Just for interest you could test the problem files with different version of the PDF interpretation engine available within Monarch. If your model has bee in existence for a while it might be set to use an older version than is currently available. It is just possible that changing to and older or newer version may make a difference. You could also try a few changes to the PDF settings to see what difference they make. From some of the things you have mentioned I suspect that would not be a solution to the problem (and the model would likely need changes) but may provide some insight as to the nature of the challenge.
Are you able to share the files without fear of data security issues? If so I would be happy to take a look to see if I can spot anything. If you could share the model(s) I could look at them in V13 and V14.
The objective for using a "re-write" edit for a troublesome report is to clean it up as part of the re-write and some writer programs may not do that. So if you try a few programs expect variable results!
It might be worth starting with Adobe Acrobat if you have it available.

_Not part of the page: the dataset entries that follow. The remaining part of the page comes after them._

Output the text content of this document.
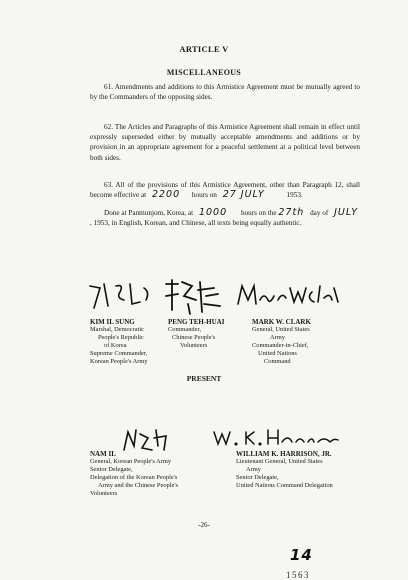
ARTICLE V
MISCELLANEOUS
61. Amendments and additions to this Armistice Agreement must be mutually agreed to by the Commanders of the opposing sides.
62. The Articles and Paragraphs of this Armistice Agreement shall remain in effect until expressly superseded either by mutually acceptable amendments and additions or by provision in an appropriate agreement for a peaceful settlement at a political level between both sides.
63. All of the provisions of this Armistice Agreement, other than Paragraph 12, shall become effective at 2200 hours on 27 JULY	1953.
Done at Panmunjom, Korea, at 1000 hours on the 27th day of JULY , 1953, in English, Korean, and Chinese, all texts being equally authentic.
KIM IL SUNG
Marshal, Democratic
People's Republic
of Korea
Supreme Commander,
Korean People's Army
PENG TEH-HUAI
Commander,
Chinese People's
Volunteers
MARK W. CLARK
General, United States
Army
Commander-in-Chief,
United Nations
Command
PRESENT
NAM IL
General, Korean People's Army
Senior Delegate,
Delegation of the Korean People's
Army and the Chinese People's
Volunteers
WILLIAM K. HARRISON, JR.
Lieutenant General, United States
Army
Senior Delegate,
United Nations Command Delegation
-26-
14
1563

Bear in mind that identifying a problem with a file does not necessarily solve your problem long term. You may need to look at the options for improving the reliability of the incoming reports. (Is the requirement for making changes in the model or the table an indication of new variation in the incoming reports?)
Bear in mind it's entirely possible that I could be way off target here but these things can be tried relatively quickly and the results should provide good insight into the nature of the problem whatever it turns out to be.

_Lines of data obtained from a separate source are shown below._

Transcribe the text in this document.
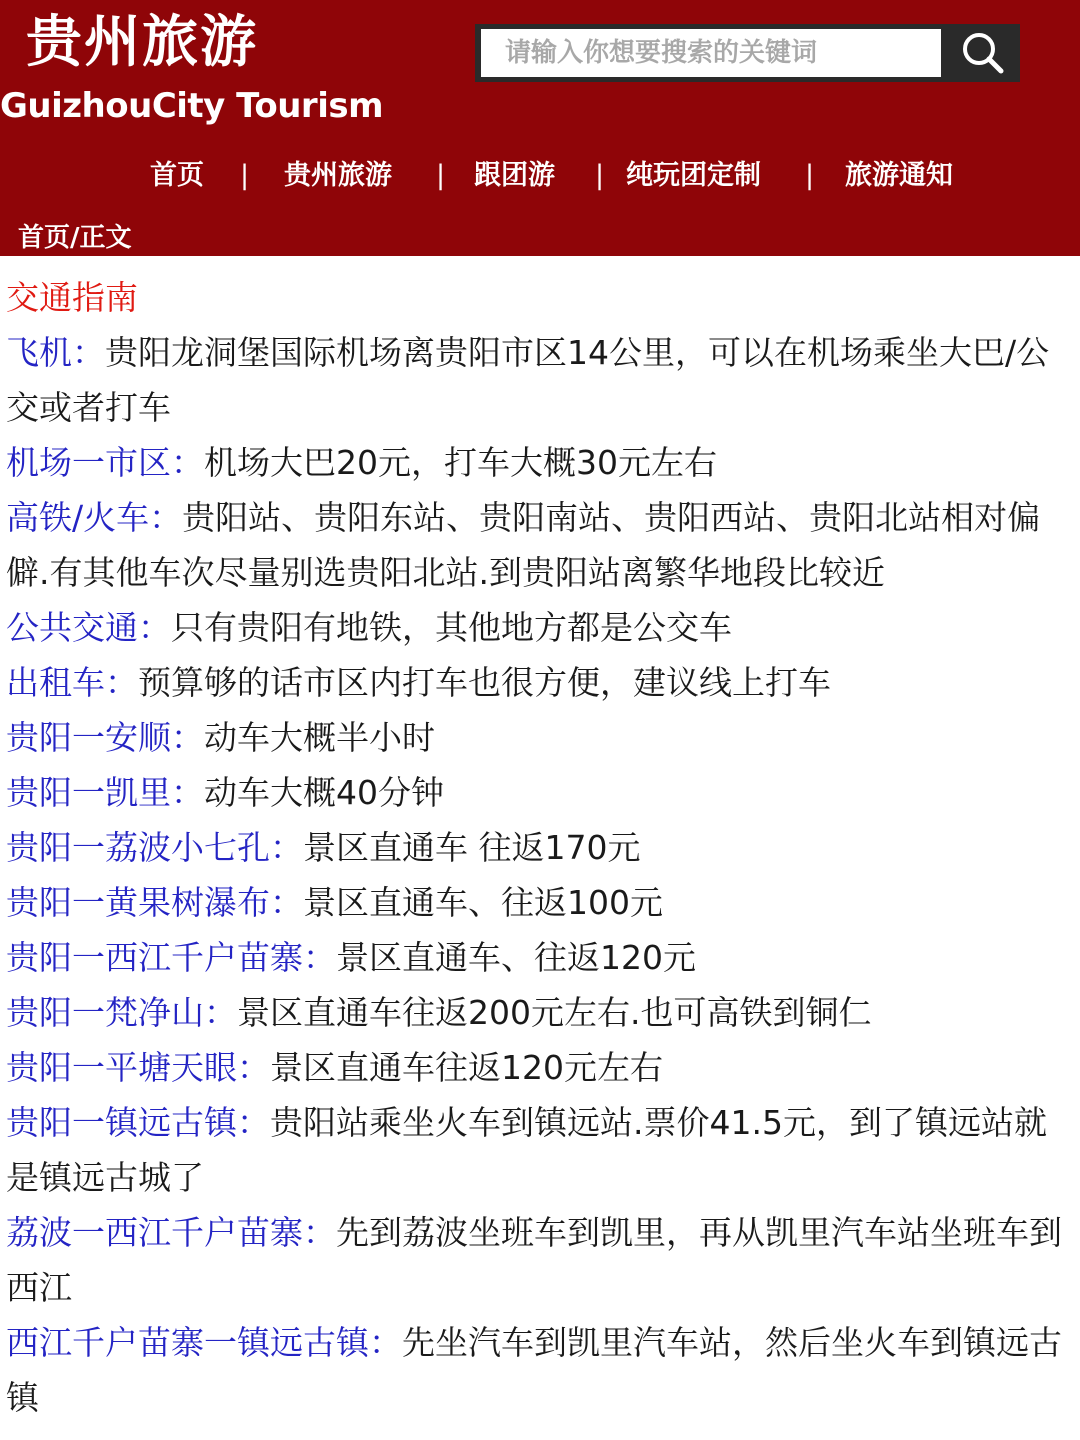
贵州旅游
GuizhouCity Tourism
请输入你想要搜索的关键词
首页 | 贵州旅游 | 跟团游 | 纯玩团定制 | 旅游通知
首页/正文
交通指南
飞机：贵阳龙洞堡国际机场离贵阳市区14公里，可以在机场乘坐大巴/公交或者打车
机场一市区：机场大巴20元，打车大概30元左右
高铁/火车：贵阳站、贵阳东站、贵阳南站、贵阳西站、贵阳北站相对偏僻.有其他车次尽量别选贵阳北站.到贵阳站离繁华地段比较近
公共交通：只有贵阳有地铁，其他地方都是公交车
出租车：预算够的话市区内打车也很方便，建议线上打车
贵阳一安顺：动车大概半小时
贵阳一凯里：动车大概40分钟
贵阳一荔波小七孔：景区直通车 往返170元
贵阳一黄果树瀑布：景区直通车、往返100元
贵阳一西江千户苗寨：景区直通车、往返120元
贵阳一梵净山：景区直通车往返200元左右.也可高铁到铜仁
贵阳一平塘天眼：景区直通车往返120元左右
贵阳一镇远古镇：贵阳站乘坐火车到镇远站.票价41.5元，到了镇远站就是镇远古城了
荔波一西江千户苗寨：先到荔波坐班车到凯里，再从凯里汽车站坐班车到西江
西江千户苗寨一镇远古镇：先坐汽车到凯里汽车站，然后坐火车到镇远古镇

The files belong to a client so sharing them is out of the question. We have a number of clients that use the same servicing system that generated these files but they all seem to use different PDF software in the creation of their files, which would seem to explain some of the inconsistencies we see.
I have tried using different PDF engine versions and have found 4.1 to work the best. The reports are still somewhat jumbled, but I've managed to compensate with some creative modeling. The only real problem at this point is Monarch bogging down and becoming non-responsive. As I said, I can work with it but it becomes tedious and time-consuming. So I will look into cleaning up these particular files. I'll let you know if I find anything that works. Thanks!
You have my sympathy for this problem.
If you try some of the Adobe "Export to Text" options in their various programs to see what happens you may work out a way to improve the source files via re-creation which, hopefully, might improve the code under the hood.
Changing the models to deal with the problem is usually possible but not an ideal thing to have to do frequently.
There are some generic approaches that one can use if the best assumption is that there are always likely to be problems ... however I suspect, based on your description, that challenges you have would just tip the scale beyond what those techniques can really safely deal with from a repeatable reliability point of view.
If you get really stuck for a solution of any sort there are some more things we could look at but they are so far from being "normal" that I would be a little reluctant to attempt to work through them publicly until we had a better understanding of what would work and what would not. So let's see how you get on and come back that if required.